Selon la 4ème remarque du Père, je devais citer le rapport du Bienheureux Cormier préparant un décret du Saint Office de 1915. Rien de postérieur à 1903 ne pouvant être exploité dans ces archives à l’époque de ma soutenance, comment le faire ?

Autre absence jugée moins grave, une réponse de la Secrétairerie d’Etat à Maritain en 1951. Elle m’avait été aussi transmise par René Mougel dix ans avant cette thèse. Mais j’ai eu à exploiter tant de pièces ignorées des chercheurs que j’ai omis ce qui n’apportait pas d’informations notables. Or, sans préciser la demande faite par Maritain, le Saint Office notifie qu’au vu de sa documentation sur la question (qu’il qualifie au passage de complexe) il n’a pas lieu de modifier son attitude. Telle est d’ailleurs sa réponse la plus habituelle. Dans « Carnet de notes », Maritain ne la signale pas. Il clôt sa contribution à La Salette sur l’année 1947 où, ambassadeur au Vatican, il y adresse une note de 8 pages, bientôt suivie de documents que le Saint-Office lui fait demander.

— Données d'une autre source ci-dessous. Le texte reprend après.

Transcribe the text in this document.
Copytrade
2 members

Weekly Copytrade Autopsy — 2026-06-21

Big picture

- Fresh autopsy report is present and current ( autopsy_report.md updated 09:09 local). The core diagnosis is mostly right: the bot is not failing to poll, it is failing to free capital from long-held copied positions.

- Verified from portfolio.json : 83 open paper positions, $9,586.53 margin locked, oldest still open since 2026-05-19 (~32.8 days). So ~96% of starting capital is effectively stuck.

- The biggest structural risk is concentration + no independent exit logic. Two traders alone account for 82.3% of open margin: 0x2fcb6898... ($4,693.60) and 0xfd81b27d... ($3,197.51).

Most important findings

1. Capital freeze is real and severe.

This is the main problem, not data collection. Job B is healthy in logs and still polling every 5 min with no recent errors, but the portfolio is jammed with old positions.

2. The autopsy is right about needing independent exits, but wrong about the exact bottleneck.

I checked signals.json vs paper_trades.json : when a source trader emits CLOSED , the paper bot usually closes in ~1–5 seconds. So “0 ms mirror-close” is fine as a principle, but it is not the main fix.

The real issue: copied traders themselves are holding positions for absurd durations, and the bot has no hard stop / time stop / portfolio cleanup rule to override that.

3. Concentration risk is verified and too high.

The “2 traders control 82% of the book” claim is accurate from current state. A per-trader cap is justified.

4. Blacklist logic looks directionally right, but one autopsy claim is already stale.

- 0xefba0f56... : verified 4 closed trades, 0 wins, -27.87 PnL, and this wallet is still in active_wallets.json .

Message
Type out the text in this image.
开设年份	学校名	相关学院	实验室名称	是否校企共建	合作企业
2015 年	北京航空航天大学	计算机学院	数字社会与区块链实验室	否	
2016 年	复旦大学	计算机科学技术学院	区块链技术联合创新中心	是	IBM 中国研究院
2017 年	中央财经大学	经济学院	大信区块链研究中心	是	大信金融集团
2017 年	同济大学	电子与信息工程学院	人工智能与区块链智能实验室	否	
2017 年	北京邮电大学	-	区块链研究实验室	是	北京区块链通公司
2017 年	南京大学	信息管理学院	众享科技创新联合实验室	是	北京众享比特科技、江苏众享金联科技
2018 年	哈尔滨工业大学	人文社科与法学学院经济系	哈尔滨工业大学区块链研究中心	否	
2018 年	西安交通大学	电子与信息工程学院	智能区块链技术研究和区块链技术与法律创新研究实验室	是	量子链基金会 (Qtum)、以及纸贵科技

En remerciant le Père Stern d’avoir ouvert ce débat fraternel, revoyons cette providentielle intervention de Maritain. Ce sont alors les lendemains du centenaire de La Salette, célébré sans légat pontifical. Le Pape Pie XII l’a fait avertir que l’apparition est mise en doute. Pour la défendre, l’ambassadeur offre son témoignage éclairé, puisque son grand-père a pris part au débat judiciaire qui a suivi l’apparition, et que lui-même y a consacré une étude monumentale. Après quoi « l’orage » romain passe… Mais par ce rapport de 47, Maritain ose proposer une méthode nouvelle dans ce dossier : étudier attentivement la vie de Mélanie, le témoin principal, (La Salette présente une gradation des témoins selon l’âge, comme Fatima,) afin de clarifier la question de l’apparition et son message.

Fait ou à faire, le réexamen suggéré a sa place dans le discernement des révélations privées, (2) et plus que l’on ne le croit . Karl Rahner après Jean de la Croix nous rappelle que la sainteté, d’un autre ordre que les charismes, est pourtant la condition des plus grandes révélations, selon le principe thomiste par lequel tout est reçu selon la capacité du recevant. Afin que le moi, esprit et sens, ne prenne la place de la révélation divine, par la triple purification des mystiques, l’âme doit grandir en dispositions ou vertus jusqu’à franchir le seuil de la vie unitive avec le Christ. De là les épreuves et la maturation spirituelle ignorée aux yeux du commun, et même précoce (à Fatima, Lourdes, la Rue du Bac, pour ne pas parler de La Salette,) des plus grands voyants de Marie et du Christ. Et ils sont déjà nombreux sur les autels.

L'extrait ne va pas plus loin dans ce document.